Facteurs de réussite : la lumière et le substrat
Une fois la levée amorcée, les besoins de la plante changent radicalement : la lumière devient un facteur clé pour éviter l’étiolement, aussi appelé “filage”. Il est donc recommandé de placer rapidement les bouteilles ou les terrines derrière une fenêtre bien exposée, idéalement orientée plein sud.
Pour les plantes comme les courgettes qui ont de grosses graines, on va en planter deux pour qu’elles aient assez de place pour se développer. Pour les tomates, on va en mettre trois. Plus les graines sont petites, plus on peut en mettre. On garde à terme le plant le plus vigoureux.

Calendrier et stratégie de culture
Plus les semis de tomates ont lieu tôt, plus les plants que vous mettrez en terre au mois de mai seront développés et capables de produire rapidement. Vous pouvez donc effectuer les premiers semis dès le mois de février, à condition d'offrir aux semences une température qui permette leur germination (20 °C) et, aux plantules qui suivent, l'humidité et la luminosité adéquates. Pour ma part, je commence toujours par semer une variété précoce durant la seconde quinzaine du mois de février. Puis je fais le gros de mes semis entre le 1er et le 15 mars. Je termine par un dernier semis à la mi-avril.

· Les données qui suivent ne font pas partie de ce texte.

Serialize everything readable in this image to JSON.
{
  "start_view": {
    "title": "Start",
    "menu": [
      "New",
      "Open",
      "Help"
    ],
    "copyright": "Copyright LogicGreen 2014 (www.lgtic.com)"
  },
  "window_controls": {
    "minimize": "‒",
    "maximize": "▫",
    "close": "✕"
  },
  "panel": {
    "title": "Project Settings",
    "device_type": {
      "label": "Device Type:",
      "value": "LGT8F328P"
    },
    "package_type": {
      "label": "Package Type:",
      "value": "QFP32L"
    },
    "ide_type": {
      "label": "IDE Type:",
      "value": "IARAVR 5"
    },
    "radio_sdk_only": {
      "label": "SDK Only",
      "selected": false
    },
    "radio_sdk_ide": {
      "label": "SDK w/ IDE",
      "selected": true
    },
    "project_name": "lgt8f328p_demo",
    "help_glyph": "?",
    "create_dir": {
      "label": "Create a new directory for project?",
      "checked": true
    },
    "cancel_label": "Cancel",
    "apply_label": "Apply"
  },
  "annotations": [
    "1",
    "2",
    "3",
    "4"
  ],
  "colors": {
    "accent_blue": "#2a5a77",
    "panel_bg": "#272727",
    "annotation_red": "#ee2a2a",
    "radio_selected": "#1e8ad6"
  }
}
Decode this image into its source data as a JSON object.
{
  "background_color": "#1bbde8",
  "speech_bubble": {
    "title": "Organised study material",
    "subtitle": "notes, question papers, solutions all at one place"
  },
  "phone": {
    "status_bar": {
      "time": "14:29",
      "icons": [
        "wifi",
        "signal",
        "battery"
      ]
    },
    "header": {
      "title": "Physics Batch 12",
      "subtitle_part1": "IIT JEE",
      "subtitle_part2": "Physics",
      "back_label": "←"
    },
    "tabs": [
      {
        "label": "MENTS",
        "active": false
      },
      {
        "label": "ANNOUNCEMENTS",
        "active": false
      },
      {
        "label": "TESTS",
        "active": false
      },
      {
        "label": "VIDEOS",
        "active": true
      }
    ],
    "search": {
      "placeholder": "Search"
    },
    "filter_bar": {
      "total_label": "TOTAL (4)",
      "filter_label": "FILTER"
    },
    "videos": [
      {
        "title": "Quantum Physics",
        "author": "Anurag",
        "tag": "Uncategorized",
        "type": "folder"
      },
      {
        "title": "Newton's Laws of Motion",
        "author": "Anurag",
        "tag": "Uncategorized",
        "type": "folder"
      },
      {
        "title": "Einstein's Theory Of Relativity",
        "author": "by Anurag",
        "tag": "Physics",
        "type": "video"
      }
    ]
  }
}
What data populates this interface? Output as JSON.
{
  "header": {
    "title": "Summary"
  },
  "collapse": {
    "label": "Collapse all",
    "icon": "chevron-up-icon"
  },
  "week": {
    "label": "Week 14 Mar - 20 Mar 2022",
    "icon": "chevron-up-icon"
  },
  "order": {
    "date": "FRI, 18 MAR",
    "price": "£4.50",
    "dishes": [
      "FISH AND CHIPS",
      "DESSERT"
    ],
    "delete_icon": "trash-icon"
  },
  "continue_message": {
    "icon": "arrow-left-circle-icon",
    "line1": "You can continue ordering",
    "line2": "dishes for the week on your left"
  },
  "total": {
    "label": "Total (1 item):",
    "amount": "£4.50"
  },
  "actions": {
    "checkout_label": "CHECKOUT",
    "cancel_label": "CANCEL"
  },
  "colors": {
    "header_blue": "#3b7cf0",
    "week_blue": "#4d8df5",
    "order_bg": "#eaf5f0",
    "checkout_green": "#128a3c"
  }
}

À cette époque tardive, les plants poussent très vite et ils pourront être installés au potager un mois plus tard. Ils ne produiront des tomates que fin août, mais ils seront à ce moment-là au sommet de leur forme, alors que les autres plants commenceront à dégénérer.
Comparaison des résultats
Dans l’expérimentation menée, aucun avantage notable n’a été constaté du côté des bouteilles sur la vitesse de germination par rapport aux terrines. Les plants issus des deux méthodes ont levé dans les mêmes délais, sans retard repéré du côté des bouteilles. Cependant, l’extraction des plants depuis les bouteilles réserve une agréable surprise : aucun besoin de couper ou déchirer le contenant. Les premiers résultats montrent des plants vigoureux, compacts et bien structurés, rivalisant - voire surpassant - ceux issus de godets classiques.
Le système des bouteilles semble combiner facilité de manipulation et efficacité agronomique, tout en supprimant une phase souvent délicate : le repiquage. Pour moi, un avantage non négligeable de faire ses propres semis, c'est de choisir des variétés précoces ou anciennes que l'on ne trouve pas en pots dans les jardineries. Que vous optiez pour le godet classique 9x9 ou la bouteille recyclée, l'essentiel demeure le respect du cycle de la plante et l'apport d'un substrat nutritif de qualité.